Enrico has already replied with the most important comments. Here
are just some more high-level thoughts from me:
* We want the functionality to be present in subsystem specific
standalone drivers, i.e. drivers/tty/serial/, drivers/parport/, drivers/gpio
etc, as Enrico said
* It looks like you may need some glue logic to tie those together for
the multi-I/O cards. This is a bit tricky but doable. Many other multi-I/O
cards simply appear as a set of PCI functions that are connected to
a single slot. This is the ideal case, as you can simply have one
driver per function and they do not have to be linked together at all.
If this is not possible, what you may need to do here is to have a
small driver in drivers/mfd/ that handles the PCI function and creates
platform_device instances that the individual drivers can bind to.
Have a look at the various files in drivers/mfd that come with a
'struct pci_driver' instance to see what I mean.
* In any way, new drivers must probing according to our driver
module if possible.
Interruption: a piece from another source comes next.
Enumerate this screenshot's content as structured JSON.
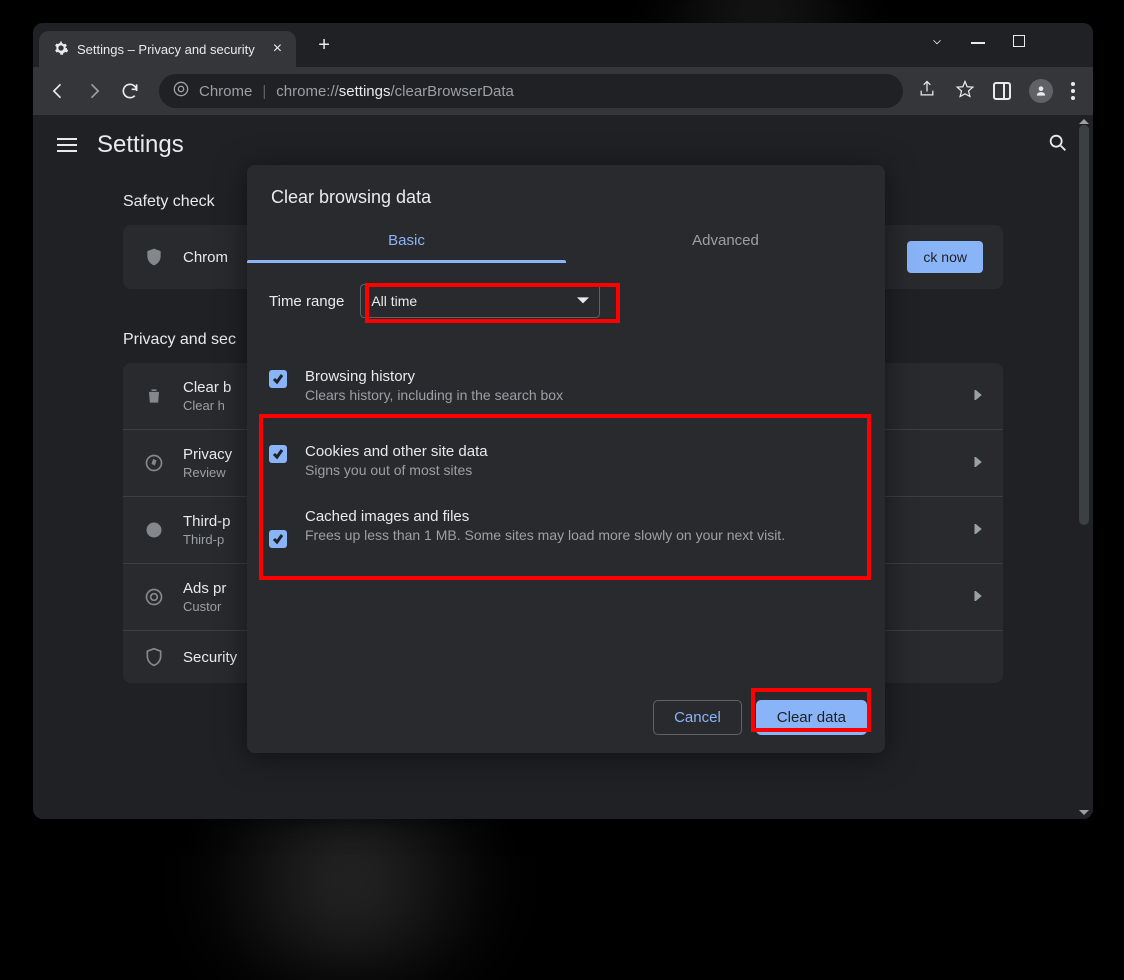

This means you should have a 'pci_driver'
structure listing the possible vendor/device ID combinations,
and register that with 'module_pci_driver'. If you use mfd_cell
to register sub-drivers, use 'module_platform_driver' to register
the driver for those.
* do not implement your own ioctl handlers. If you need a custom
interface for something hardware specific, split that out into
a separate patch, so the base support can be reviewed
independently.
* If the functions (in particular serial and parport) have a similar
register layout to existing drivers, try to reuse the existing code
and extend it, rather than duplicating the implementation.